My children open their arms and my hours go diving in. This love is a gamble of amnesia; what moments will they remember? What moments slip through my fingers as ashes, as light that has flared and gone?
My memories of the past are a favorite garment worn threadbare; if it were placed over my face I would be able to breathe. The past is strong in the places where I need warmth. Thin where I need oxygen and light. Flexible where I want movement.
Every day, I wonder what garment I’m weaving with my children.
Every day, I’m left only with the fibers in my hand, the material I’ve been given to work with; the small fingers curling against my palm, the scent of skin and hair, the weight of their skulls against my chest…

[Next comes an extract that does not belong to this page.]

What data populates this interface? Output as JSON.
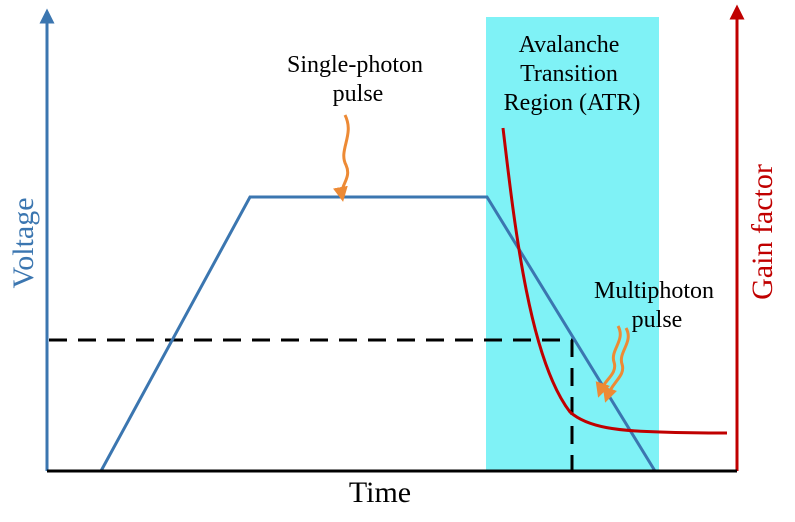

…the connection of their silent beginnings in my body.
Their silence transforming into a language of movement inside of me.

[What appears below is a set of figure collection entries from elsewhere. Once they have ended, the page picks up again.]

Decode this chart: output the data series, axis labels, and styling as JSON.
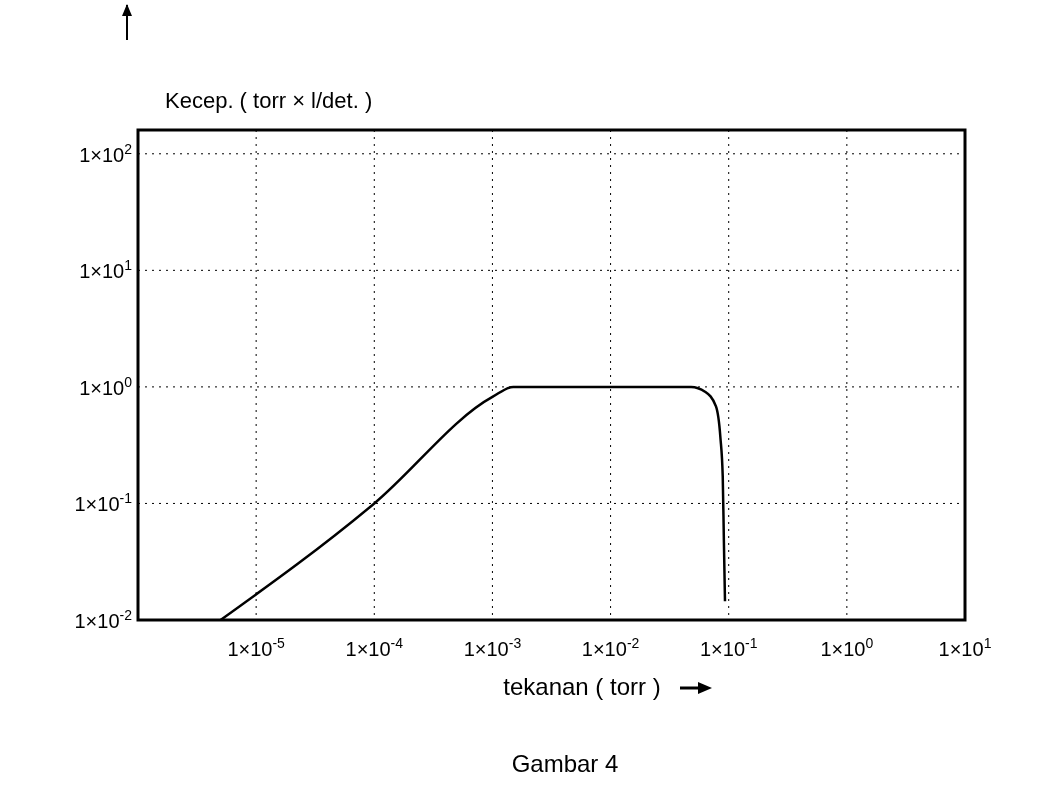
{
  "chart_data": {
    "type": "line",
    "xlabel": "tekanan ( torr )",
    "ylabel": "Kecep. ( torr × l/det. )",
    "log": "xy",
    "grid": true,
    "line_style": "solid",
    "xlim": [
      1e-06,
      10
    ],
    "ylim": [
      0.01,
      160
    ],
    "xticks": [
      {
        "value": 1e-06,
        "label": null
      },
      {
        "value": 1e-05,
        "label": "1×10$^{-5}$"
      },
      {
        "value": 0.0001,
        "label": "1×10$^{-4}$"
      },
      {
        "value": 0.001,
        "label": "1×10$^{-3}$"
      },
      {
        "value": 0.01,
        "label": "1×10$^{-2}$"
      },
      {
        "value": 0.1,
        "label": "1×10$^{-1}$"
      },
      {
        "value": 1,
        "label": "1×10$^{0}$"
      },
      {
        "value": 10,
        "label": "1×10$^{1}$"
      }
    ],
    "yticks": [
      {
        "value": 0.01,
        "label": "1×10$^{-2}$"
      },
      {
        "value": 0.1,
        "label": "1×10$^{-1}$"
      },
      {
        "value": 1,
        "label": "1×10$^{0}$"
      },
      {
        "value": 10,
        "label": "1×10$^{1}$"
      },
      {
        "value": 100,
        "label": "1×10$^{2}$"
      }
    ],
    "x": [
      5e-06,
      0.0001,
      0.001,
      0.0015,
      0.048,
      0.063,
      0.078,
      0.085,
      0.089,
      0.091,
      0.093
    ],
    "series": [
      {
        "color": "#000000",
        "values": [
          0.01,
          0.1,
          0.82,
          1,
          1,
          0.91,
          0.68,
          0.37,
          0.17,
          0.048,
          0.0145
        ]
      }
    ],
    "annotations": [
      "Gambar 4"
    ]
  }
}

And now, here they are. They come to me when sick, tired, happy, and sad. I am beginning to trust in this blood memory we share. This home of heartbeat and shelter that has been theirs from the beginning.
I want to believe that right now, while they are small, it is enough for them to curl up against my body to remember the perfect love that is their birthright.
I have to trust these fibers are stronger than anything I can imagine.
They will cradle us.
Weave us together, year after year.
I have to believe in the strength of each moment, even the ones that burst into flame, leaving only ashes in the air.
I have to believe these moments turned into hours turned into days turned into years…they are all recorded in the blood that moves through my family.